Templates use Tera syntax. Here’s the stuff you’ll actually use:

Variables

# {{ project_name }}

{{ description }}

Conditionals

{% if license == "MIT" %}
This project is MIT licensed.
{% endif %}

Loops

{% for dep in dependencies %}
- {{ dep }}
{% endfor %}

Filters

Project slug: {{ project_name | slugify }}
Uppercase: {{ author | upper }}

Putting it together

# {{ project_name }}

{{ description }}

## Author

Created by {{ author }} ({{ github_org }}) in {{ year }}.

{% if license == "MIT" %}
This project is MIT licensed.
{% endif %}

## Quick Start

```
cd {{ project_name_snake }}
cargo build
```

Quick Start with fledge templates create

The fastest way to start a new template:

fledge templates create my-template
fledge templates create my-template --hooks --prompts --yes

This scaffolds a ready-to-edit template directory with template.toml and example files. See the CLI reference for all options.

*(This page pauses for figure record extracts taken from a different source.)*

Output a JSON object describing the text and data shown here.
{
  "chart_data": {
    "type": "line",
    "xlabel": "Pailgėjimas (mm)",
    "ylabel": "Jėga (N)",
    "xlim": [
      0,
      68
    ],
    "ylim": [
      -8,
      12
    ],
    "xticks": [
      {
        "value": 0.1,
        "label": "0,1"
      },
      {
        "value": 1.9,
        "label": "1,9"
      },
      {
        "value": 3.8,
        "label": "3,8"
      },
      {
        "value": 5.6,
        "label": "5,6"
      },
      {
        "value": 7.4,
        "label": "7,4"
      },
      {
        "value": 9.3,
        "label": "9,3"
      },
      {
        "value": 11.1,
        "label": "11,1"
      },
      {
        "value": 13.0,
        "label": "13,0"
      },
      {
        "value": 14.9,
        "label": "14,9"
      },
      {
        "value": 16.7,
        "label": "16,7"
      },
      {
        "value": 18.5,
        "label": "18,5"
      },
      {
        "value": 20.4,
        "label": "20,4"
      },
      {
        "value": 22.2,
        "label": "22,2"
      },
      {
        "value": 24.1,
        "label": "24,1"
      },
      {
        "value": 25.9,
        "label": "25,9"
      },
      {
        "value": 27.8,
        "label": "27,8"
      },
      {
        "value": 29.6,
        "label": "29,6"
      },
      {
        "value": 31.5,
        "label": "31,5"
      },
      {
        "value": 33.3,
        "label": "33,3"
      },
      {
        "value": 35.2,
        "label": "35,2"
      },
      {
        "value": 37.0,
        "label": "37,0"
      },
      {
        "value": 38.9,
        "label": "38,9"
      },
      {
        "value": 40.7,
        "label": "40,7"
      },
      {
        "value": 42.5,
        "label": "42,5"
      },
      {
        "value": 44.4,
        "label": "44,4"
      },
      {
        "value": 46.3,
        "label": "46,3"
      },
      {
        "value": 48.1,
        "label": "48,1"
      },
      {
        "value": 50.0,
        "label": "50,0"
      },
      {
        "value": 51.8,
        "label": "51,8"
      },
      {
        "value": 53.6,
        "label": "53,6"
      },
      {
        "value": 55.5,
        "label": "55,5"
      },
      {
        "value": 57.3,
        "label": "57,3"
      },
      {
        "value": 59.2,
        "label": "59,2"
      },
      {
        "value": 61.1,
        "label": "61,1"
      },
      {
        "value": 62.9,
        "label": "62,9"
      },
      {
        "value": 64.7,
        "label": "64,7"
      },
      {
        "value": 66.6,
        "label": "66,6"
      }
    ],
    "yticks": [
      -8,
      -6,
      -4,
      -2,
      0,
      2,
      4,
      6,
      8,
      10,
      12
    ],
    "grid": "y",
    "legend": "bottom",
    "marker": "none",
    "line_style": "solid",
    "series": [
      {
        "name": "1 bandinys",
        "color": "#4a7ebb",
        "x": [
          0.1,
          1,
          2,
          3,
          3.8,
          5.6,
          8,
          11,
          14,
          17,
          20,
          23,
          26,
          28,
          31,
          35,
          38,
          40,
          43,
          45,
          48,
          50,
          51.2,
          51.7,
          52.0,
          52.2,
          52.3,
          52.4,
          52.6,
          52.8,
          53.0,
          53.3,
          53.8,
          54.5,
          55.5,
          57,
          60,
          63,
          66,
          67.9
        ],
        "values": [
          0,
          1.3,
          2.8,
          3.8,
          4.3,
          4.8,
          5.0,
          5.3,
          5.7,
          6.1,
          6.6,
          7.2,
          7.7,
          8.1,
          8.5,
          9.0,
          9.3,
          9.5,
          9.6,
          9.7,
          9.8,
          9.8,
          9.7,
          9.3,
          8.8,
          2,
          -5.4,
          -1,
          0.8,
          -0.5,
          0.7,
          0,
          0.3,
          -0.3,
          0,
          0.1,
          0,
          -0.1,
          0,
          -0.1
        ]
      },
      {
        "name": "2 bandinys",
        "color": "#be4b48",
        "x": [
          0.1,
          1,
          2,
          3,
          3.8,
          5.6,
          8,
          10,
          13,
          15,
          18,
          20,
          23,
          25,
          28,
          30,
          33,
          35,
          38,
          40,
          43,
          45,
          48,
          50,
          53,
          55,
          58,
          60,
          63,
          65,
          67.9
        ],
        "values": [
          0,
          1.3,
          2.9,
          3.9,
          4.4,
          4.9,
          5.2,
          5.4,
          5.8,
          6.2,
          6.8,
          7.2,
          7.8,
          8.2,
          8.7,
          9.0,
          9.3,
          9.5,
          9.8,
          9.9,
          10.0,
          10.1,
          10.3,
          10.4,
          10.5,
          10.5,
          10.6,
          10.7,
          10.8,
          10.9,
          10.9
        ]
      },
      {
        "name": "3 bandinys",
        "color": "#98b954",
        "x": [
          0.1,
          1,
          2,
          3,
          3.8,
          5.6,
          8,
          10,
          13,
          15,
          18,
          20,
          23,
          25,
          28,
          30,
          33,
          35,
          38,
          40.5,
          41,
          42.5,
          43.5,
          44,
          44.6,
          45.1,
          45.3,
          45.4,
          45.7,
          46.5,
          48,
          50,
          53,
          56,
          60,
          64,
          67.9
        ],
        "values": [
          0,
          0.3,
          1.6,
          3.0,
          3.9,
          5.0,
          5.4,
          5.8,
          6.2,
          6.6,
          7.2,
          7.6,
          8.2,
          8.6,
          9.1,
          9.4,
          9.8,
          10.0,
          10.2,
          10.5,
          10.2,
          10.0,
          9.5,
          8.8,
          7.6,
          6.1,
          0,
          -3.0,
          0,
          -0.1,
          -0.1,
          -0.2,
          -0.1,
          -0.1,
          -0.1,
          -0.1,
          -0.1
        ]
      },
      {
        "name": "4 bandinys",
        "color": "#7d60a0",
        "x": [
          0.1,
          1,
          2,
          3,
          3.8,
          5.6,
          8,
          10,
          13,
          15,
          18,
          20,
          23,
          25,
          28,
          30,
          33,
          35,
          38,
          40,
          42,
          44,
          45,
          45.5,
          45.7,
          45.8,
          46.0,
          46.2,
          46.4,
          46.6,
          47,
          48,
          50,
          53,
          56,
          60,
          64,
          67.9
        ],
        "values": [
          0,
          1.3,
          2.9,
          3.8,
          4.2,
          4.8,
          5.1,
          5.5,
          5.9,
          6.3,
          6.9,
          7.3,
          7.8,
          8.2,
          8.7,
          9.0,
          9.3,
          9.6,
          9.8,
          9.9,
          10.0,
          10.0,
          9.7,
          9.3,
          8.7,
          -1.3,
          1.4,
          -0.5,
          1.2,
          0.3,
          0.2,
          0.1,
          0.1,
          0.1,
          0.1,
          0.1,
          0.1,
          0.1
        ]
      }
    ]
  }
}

Building a Template from Scratch

1. Make the directory

mkdir python-api && cd python-api

2. Write template.toml

[template]
name = "python-api"
description = "Python FastAPI project with Docker"

[prompts]
description = { message = "Project description", default = "A FastAPI application" }
python_version = { message = "Python version", default = "3.12" }

[files]
render = ["**/*.py", "**/*.toml", "**/*.md", "**/*.yml", "Dockerfile"]
ignore = ["template.toml"]

[hooks]
post_create = ["python -m venv .venv"]

3. Add your files

# app/main.py
"""{{ description }}"""
from fastapi import FastAPI

app = FastAPI(title="{{ project_name_pascal }}")

@app.get("/")
def root():
    return {"name": "{{ project_name }}"}
# Dockerfile
FROM python:{{ python_version }}-slim
WORKDIR /app
COPY . .
RUN pip install -e .
CMD ["uvicorn", "app.main:app", "--host", "0.0.0.0"]

4. Test it

fledge templates init test-api --template ./python-api --dry-run
fledge templates init test-api --template ./python-api

Testing

Add your template directory to config:

# ~/.config/fledge/config.toml
[templates]
paths = ["~/dev/my-templates"]

Or point at it directly:

fledge templates init test-project --template ./my-template

The loop is: edit files → fledge templates init test-output --template my-template → check the output → delete test output → repeat.

Sharing

GitHub

Push your template to a GitHub repo. Anyone can use it with:

fledge templates init my-app --template user/my-template

Template Repos

Users can register your repo so it shows up in fledge templates list:

[templates]
repos = ["CorvidLabs/fledge-templates", "myorg/templates"]

Tips

  • Name it clearly. python-api beats template-1.
  • Write a README. Explain what the template does and what variables it uses.
  • Default everything you can. Only prompt for things that actually vary.
  • Test your hooks. Make sure post_create commands handle missing tools gracefully.
  • Use min_fledge_version if you depend on newer features.